PhD student, Niusha Mouchani, presents From Measurement Reliability and Reproducibility to Electrocatalyst Design in Alkaline Media

From Measurement Reliability and Reproducibility to Electrocatalyst Design in Alkaline Media

The development of water electrolysis and fuel cell technologies requires highly active electrocatalysts. However, obtaining reliable and reproducible results for evaluating catalytic performance in aqueous alkaline solutions is challenging due to their lower purity compared to acidic media. Impurities can gradually adsorb on electrode surfaces, thereby affecting the accuracy of electrochemical measurements. This issue is particularly critical for well-defined model systems, such as single crystal electrodes.

To address this challenge, we assessed the cleanliness of the experimental setup and the reproducibility of electrochemical measurements in alkaline media using polycrystalline and single crystal Pt electrodes. Standard cyclic voltammetry (CV) profiles serve as benchmarks for clean conditions, as their shapes are highly susceptible to the presence of impurities. Long-term chronoamperometric experiments followed by XPS analysis demonstrate the presence of impurities on the Pt surface, originating from the electrolyte salts. By establishing benchmarks for contamination-free conditions, this work enables the reliable determination of catalytic activity in alkaline media by minimizing measurement artifacts related to impurities.

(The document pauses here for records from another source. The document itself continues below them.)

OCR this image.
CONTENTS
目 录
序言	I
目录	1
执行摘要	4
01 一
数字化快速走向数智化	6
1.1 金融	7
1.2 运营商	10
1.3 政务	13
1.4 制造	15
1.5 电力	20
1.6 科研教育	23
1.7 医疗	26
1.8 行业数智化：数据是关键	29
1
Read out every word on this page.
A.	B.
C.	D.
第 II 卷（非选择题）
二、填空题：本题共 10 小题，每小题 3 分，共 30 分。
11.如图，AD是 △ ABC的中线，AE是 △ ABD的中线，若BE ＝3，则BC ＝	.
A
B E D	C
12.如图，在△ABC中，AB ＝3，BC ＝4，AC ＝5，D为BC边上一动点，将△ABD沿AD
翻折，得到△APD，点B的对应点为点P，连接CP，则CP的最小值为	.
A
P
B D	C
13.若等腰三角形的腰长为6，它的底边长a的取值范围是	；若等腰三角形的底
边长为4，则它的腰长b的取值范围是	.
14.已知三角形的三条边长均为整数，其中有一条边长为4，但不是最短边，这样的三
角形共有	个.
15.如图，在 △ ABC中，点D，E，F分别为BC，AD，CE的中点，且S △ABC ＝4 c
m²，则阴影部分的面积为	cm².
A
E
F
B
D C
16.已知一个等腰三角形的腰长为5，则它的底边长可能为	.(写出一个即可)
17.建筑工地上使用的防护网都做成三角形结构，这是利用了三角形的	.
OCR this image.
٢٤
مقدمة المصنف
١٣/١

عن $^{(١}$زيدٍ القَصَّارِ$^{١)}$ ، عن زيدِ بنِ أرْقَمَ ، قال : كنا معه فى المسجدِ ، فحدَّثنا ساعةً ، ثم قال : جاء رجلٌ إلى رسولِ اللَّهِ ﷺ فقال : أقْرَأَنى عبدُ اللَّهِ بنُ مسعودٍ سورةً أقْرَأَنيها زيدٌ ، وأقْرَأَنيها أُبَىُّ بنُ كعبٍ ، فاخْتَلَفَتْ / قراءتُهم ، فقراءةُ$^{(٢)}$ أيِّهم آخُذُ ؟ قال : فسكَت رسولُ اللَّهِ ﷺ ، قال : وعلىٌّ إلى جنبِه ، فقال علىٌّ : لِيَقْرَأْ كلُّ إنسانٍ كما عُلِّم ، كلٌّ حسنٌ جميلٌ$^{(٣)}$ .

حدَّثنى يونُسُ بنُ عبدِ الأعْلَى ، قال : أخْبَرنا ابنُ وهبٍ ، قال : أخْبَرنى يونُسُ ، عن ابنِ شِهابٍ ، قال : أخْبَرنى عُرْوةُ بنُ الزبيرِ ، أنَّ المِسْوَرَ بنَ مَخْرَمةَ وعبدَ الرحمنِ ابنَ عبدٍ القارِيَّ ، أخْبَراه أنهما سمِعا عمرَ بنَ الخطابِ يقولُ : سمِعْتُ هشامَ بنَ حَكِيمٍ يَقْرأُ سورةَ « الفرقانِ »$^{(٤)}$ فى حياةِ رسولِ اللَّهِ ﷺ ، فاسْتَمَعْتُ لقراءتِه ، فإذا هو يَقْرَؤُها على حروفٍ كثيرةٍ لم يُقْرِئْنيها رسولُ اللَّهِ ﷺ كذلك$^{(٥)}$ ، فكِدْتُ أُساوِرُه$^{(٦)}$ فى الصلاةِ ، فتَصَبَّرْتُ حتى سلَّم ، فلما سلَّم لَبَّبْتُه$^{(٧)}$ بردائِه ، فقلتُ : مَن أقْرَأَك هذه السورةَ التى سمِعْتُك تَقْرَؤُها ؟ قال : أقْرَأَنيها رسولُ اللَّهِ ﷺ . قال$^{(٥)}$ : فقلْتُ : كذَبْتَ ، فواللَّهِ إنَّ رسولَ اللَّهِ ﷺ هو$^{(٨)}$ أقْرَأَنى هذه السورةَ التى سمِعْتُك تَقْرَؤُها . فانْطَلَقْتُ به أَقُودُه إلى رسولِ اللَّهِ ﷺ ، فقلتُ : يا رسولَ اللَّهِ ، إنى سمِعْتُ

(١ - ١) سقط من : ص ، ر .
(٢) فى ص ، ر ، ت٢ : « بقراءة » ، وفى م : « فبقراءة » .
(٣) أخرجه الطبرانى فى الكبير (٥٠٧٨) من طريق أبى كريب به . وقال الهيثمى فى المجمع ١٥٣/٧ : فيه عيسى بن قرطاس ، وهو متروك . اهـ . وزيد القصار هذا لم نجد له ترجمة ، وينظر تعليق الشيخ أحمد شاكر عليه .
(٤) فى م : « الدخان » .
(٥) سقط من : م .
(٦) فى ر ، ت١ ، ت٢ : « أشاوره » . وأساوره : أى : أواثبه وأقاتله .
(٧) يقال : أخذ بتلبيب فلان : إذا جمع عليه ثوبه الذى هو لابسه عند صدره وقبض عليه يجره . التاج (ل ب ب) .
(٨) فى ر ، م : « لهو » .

Recent advances in anion exchange membranes (AEMs) have created new opportunities for fuel cell technologies based on composite catalysts that combine inexpensive non-noble transition metals, such as nickel (Ni), with small amounts of highly active Pt. The second part of this talk focuses on the fabrication and characterization of Pt-modified nickel poly-oriented spherical single crystal (POSSC) electrodes for hydrogen evolution and oxidation reactions (HER/HOR) in alkaline media. EDS, XPS, and CV measurements confirm successful Pt nanoparticle deposition on the Ni POSSC. SEM imaging reveals the size and distribution of Pt nanoparticles on etched Ni low‑Miller‑index facets, indicating a facet‑dependent Pt deposition. The catalytic activity toward HER/HOR is evaluated using linear sweep voltammetry (LSV) and steady-state polarization (Tafel) analysis.